What’s a Safety Halo? And Can it Help Build Your Brand?

Capitalizing on Your Investment, Featured
May 23/2017 Published by:

If someone were to ask you what is Coca-Cola Co.’s single biggest asset, and you say it’s the company’s brand, you’d be correct. Coca-Cola’s brand is worth $58.5 billion, more than the company’s $41.9 billion revenue for all of 2016, according to Forbes’ list of 100 companies with the world’s most valuable brands. In fact, 33 of those 100 companies have brands that are worth more than their annual revenue in 2016.

But what is brand equity? And why can something so intangible be worth billions of dollars?

David Aaker, a professor emeritus of the University of California at Berkeley’s Haas School of Business whose early research frames much of today’s thinking about the topic, defines brand equity as having four dimensions: loyalty, perceived quality, awareness and associations. In other words, strong brand equity inspires customer loyalty, puts your company on customers’ short-lists of go-to vendors, attracts employees, and brings to mind positive attributes.

Denise Lee Yohn

Brand equity is worth building because it can bring repeat business and new customers, improve the value of the company, and generate higher profits if a company can leverage its brand to command a price premium. Kellogg’s, for example, can charge higher prices for its breakfast cereals than nearly identical but generic versions because of its brand.

“In areas where there’s a lot of competition, such as transportation, you want people to consider you and, ultimately, pick you,” said Denise Lee Yohn, consultant and author of the book What Great Brands Do. “You want your brand to stand out in ways other than price, because price is not a sustainable differentiator. There will always be someone who can undercut you.”

For transportation companies, there are two ways to build brand equity: good products and good practices.

A brand is like a bank account. Good products and practices let you make deposits into your account and grow your brand.”

On-time delivery and courteous drivers are two examples of good product and practice. There’s also a third driver of brand equity, one that’s gaining momentum across multiple sectors—good safety practices. Let’s say you are about to choose between two taxi cabs, both of equal year, make and model. The first cab has multiple dents and scrapes. The second has none. It’s likely you’d choose the one without the dings, because it suggests that its driver cares more about safety and is less collision-prone.
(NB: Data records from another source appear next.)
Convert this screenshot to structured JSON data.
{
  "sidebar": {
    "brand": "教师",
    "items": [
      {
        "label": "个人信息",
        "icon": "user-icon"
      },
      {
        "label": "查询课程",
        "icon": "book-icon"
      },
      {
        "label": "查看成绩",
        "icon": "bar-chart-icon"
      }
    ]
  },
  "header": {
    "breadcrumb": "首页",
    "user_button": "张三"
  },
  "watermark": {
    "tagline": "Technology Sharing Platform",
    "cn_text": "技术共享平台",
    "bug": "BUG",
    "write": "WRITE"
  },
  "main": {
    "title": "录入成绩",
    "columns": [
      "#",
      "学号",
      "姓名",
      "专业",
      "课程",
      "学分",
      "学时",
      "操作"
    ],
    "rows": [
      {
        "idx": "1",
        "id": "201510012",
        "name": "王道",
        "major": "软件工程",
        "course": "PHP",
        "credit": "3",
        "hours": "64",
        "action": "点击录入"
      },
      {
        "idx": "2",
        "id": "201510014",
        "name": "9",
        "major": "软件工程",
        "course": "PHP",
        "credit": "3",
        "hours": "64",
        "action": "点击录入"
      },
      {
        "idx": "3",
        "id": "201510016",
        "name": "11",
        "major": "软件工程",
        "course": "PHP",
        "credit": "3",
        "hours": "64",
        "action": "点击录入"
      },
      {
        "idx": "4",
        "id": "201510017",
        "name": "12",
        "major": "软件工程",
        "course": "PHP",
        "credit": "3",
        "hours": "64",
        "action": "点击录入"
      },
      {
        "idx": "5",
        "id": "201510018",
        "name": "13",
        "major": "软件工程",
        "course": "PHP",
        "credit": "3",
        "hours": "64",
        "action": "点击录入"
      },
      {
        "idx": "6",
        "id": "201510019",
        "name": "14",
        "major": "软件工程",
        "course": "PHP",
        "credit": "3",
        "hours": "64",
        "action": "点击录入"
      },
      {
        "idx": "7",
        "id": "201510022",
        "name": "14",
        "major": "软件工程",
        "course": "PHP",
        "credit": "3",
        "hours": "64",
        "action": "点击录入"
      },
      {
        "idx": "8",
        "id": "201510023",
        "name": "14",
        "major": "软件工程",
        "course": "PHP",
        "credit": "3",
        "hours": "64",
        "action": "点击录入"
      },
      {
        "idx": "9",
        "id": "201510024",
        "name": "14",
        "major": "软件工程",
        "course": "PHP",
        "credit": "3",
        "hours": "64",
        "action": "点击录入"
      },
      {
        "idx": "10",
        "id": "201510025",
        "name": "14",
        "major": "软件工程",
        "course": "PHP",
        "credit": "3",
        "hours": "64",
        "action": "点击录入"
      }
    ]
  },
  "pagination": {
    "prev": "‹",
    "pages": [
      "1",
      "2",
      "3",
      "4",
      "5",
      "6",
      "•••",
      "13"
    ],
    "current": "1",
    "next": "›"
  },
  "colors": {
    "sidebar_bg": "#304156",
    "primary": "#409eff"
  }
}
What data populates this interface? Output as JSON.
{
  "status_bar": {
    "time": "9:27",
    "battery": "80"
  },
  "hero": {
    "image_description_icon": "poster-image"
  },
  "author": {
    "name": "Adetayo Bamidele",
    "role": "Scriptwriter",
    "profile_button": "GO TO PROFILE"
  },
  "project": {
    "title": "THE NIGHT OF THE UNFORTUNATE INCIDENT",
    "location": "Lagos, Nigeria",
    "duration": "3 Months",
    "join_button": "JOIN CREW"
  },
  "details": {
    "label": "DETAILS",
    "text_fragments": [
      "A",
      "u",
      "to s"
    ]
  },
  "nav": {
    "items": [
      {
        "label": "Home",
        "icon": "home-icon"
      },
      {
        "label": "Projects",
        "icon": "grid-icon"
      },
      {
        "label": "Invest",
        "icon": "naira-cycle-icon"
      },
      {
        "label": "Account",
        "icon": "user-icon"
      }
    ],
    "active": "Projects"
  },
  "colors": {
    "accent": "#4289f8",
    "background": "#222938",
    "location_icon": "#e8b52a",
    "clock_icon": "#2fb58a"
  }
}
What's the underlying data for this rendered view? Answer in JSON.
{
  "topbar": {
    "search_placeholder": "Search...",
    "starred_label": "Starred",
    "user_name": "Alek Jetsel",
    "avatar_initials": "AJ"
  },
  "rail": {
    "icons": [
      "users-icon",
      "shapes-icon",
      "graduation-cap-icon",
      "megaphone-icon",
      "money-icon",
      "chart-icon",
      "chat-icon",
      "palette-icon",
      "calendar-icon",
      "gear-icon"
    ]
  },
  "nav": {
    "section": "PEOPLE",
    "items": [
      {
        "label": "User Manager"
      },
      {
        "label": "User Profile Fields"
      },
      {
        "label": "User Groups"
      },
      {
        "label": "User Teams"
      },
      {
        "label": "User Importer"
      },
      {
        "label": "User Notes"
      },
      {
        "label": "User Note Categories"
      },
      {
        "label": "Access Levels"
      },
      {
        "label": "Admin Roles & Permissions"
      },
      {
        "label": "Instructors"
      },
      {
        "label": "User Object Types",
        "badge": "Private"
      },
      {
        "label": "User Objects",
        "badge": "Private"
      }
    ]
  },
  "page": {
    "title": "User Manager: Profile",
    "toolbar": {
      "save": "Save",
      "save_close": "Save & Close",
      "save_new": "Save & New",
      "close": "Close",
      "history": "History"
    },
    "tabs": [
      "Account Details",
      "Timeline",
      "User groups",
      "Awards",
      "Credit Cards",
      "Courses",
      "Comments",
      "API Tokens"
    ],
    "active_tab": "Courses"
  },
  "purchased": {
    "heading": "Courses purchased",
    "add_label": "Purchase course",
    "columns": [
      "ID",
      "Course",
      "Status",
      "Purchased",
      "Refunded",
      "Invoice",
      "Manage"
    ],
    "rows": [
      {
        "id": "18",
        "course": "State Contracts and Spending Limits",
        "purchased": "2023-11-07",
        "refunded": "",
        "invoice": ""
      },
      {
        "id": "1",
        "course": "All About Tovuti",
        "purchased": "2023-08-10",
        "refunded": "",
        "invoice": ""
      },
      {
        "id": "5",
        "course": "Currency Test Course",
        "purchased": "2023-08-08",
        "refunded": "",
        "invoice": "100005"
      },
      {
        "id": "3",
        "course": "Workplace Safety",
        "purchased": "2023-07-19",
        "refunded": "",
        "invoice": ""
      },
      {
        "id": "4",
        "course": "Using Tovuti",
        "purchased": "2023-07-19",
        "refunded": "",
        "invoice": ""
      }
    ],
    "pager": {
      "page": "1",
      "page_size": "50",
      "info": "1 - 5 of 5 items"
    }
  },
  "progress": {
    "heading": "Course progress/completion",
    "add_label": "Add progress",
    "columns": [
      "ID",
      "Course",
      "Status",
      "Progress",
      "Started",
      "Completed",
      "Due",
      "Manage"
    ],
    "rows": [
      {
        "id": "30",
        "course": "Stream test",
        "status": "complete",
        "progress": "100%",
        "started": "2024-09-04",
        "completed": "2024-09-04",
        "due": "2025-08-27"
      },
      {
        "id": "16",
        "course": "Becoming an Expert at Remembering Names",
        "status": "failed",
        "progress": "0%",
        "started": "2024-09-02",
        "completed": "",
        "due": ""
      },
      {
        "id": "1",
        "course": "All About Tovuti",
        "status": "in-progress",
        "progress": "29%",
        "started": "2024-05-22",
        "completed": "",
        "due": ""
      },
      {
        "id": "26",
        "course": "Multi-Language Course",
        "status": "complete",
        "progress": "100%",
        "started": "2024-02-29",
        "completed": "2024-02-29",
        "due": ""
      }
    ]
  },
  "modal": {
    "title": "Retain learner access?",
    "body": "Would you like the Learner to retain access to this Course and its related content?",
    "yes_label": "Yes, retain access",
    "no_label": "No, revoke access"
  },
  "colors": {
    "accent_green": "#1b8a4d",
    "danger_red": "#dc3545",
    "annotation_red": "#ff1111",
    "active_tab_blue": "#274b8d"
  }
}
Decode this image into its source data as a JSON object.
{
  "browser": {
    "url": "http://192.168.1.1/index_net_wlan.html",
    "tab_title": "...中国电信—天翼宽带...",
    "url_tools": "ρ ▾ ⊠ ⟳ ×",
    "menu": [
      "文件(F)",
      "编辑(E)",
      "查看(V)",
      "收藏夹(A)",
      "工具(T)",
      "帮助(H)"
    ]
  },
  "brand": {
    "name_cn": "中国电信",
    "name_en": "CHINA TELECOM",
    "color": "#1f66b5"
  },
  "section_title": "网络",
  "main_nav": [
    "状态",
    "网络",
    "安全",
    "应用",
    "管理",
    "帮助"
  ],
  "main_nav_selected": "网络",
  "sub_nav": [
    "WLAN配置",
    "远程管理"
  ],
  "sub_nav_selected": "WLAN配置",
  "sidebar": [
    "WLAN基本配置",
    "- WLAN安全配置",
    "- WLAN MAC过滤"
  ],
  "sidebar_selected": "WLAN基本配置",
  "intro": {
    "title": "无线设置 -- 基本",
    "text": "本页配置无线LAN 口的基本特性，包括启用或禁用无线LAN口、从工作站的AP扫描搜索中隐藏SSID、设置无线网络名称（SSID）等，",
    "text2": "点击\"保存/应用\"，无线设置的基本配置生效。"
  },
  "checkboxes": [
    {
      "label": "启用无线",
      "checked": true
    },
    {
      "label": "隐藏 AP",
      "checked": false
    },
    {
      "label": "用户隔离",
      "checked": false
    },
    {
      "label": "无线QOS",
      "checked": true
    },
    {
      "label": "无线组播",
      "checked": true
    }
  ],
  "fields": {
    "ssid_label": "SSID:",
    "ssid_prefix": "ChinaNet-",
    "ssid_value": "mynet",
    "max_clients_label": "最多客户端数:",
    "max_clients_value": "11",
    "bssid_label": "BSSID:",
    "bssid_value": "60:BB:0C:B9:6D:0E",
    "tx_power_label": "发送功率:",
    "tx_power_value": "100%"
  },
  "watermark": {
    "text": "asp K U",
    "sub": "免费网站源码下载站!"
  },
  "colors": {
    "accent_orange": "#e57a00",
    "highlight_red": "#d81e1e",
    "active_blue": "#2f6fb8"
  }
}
Each ding is a withdrawal in the brand bank account. An undamaged car, on the other hand, confers a halo of safety that increases the value of the cab’s “brand account.”

As with real bank accounts, it’s possible to go into the red with brand equity. Fatal accidents that land the company’s vehicle in the news can push its brand equity deep into the red. For Domino’s Pizza, safety ultimately outweighed the fast-delivery guarantee that drove the brand’s success in its early years. In 1993, Domino’s suspended its 30-minute delivery guarantee to encourage safer driving.

Today, it almost goes without saying that the ability to safely get products and people to their destinations is a valuable brand attribute. Grand Island Express takes it to another level, going so far as to put its Compliance, Safety, Accountability (CSA) score on the homepage of its website. The Nebraska company’s emphasis on safety is among the reasons the company has been selected several years in a row for the list of the country’s top 20 Best Fleets to Drive For by the Truckload Carriers Association and CarriersEdge.

Safety, expressed as the CSA score, is increasingly a factor when customers weigh multiple proposals for a big job. Think about a CSA score like a consumer credit score, but for safety instead of creditworthiness. Having a consistently good CSA score is akin to making a big deposit into your brand account.

Of course, safety is more than just a score. When considering who they will do business with, “customers are looking across the entire company and expecting them to have integrity across the board,” Yohn said. That means, if a company makes a stand on safety, it needs to demonstrate how it lives and breathes that core brand value as part of its culture and day-to-day practices.